In his UN address, on the heels of an historic speech to Congress, and in a widely disseminated environmental encyclical to the people of the world, the head of one of the world’s major religions mounted a campaign to get government leaders and ordinary folks to seriously tackle environmental protection through social and economic transformations.

At a forum at Ramapo College in September on Pope Francis’ call for action on environmental protection, a man stood up in the audience and said: “We have to start acting now! My children and grandchildren may not have a place to live.”  

Addressing the panel of environmentally minded professors, the speaker continued: “I was a student here in 1975-80. We were encouraged to be activists. We were provided tools to be activists.”
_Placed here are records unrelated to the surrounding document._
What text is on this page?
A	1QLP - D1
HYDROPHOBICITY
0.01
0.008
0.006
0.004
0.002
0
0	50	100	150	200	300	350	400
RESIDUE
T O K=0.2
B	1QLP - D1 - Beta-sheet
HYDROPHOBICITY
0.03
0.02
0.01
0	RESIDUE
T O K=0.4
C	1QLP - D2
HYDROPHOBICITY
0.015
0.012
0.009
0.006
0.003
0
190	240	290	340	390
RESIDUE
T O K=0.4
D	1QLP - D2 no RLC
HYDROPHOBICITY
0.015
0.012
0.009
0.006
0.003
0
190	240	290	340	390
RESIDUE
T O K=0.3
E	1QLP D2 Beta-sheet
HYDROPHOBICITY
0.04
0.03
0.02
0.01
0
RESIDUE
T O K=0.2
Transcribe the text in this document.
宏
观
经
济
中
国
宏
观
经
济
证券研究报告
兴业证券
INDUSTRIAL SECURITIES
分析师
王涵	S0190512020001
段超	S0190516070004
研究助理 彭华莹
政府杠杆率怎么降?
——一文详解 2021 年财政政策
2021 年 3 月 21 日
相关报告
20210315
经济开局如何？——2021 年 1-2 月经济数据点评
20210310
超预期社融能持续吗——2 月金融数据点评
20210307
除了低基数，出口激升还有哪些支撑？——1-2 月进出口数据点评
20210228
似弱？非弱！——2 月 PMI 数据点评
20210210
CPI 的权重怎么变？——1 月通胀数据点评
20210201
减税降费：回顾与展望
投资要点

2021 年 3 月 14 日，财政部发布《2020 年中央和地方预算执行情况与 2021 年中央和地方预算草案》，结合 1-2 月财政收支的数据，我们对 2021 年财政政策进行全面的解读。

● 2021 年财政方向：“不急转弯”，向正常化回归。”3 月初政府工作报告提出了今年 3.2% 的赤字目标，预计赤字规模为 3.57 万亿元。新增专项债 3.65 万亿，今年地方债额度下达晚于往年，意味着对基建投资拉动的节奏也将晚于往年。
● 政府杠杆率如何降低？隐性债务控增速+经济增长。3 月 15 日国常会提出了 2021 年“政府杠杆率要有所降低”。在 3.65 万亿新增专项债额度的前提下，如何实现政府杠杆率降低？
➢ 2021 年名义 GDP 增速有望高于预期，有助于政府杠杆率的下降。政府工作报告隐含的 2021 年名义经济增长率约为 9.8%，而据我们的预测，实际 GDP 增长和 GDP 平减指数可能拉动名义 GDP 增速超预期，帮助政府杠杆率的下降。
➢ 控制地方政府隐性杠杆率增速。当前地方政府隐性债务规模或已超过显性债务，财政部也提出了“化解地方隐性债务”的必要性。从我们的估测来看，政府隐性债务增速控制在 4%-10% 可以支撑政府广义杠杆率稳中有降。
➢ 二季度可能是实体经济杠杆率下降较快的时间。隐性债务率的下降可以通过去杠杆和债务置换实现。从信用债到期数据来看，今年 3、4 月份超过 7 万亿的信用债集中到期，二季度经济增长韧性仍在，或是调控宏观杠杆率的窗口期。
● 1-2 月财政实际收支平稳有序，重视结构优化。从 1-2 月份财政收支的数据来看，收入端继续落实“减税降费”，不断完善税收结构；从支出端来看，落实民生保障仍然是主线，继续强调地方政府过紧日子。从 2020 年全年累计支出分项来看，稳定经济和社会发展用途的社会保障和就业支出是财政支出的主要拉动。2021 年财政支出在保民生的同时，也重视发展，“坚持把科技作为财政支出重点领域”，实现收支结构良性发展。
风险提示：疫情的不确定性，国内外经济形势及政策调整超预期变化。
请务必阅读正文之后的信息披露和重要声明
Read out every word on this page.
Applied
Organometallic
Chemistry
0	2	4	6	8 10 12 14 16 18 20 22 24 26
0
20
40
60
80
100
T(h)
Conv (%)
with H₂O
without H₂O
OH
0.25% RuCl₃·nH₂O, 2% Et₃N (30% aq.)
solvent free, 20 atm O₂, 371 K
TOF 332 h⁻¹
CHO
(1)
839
A few weeks later, in October, Ramapo College hosted a conference on student activism on environmental sustainability. President Peter Mercer said this focus is a priority for the state college, which borders the Ramapo River, a regional water supply stream, in Mahwah, NJ. Billed as “Campus Sustainability Day,” the event provided an opportunity for student leaders in various clubs to hear report outs from department heads about environmentally focused changes on campus—such as installing LED lights and cutting uses of paper—and to offer ideas for additional actions.

Among the students’ suggestions: institute a required course in sustainability in every major, turn lawns into “sustainable landscaping” such as wildflower meadows, provide compostable plates, cups and utensils in dining halls and at conferences.

“We’re working on a project to have 100 percent of food waste go to compost,” announced a student activist.

A few days later, the college hosted a conference for community activists on climate change and energy issues. Sponsored by the public interest group Food & Water Watch, the conference attracted more than 100 environmental activists from the New York metropolitan region. Many were there to exchange ideas on how to counter a deluge of fracked oil and gas being shipped by trains, barges and pipelines to refineries in New Jersey. Rail lines and pipelines cut through water supply areas and residential neighborhoods, state parks and forests.

Panelists included leaders of the Coalition to Ban Unsafe Oil Trains, Coalition Against Pilgrim Pipeline, NJ Working Families, NJ Pinelands Preservation Alliance, New Jersey Environmental Justice Alliance, Sane Energy Project and many other groups.

“You can feel change coming,” said Lawrence Hamm, a Newark-based civil rights activist, addressing the crowd in the keynote address. “We must reestablish our connection with Nature…We need to join these movements together in the same fight.”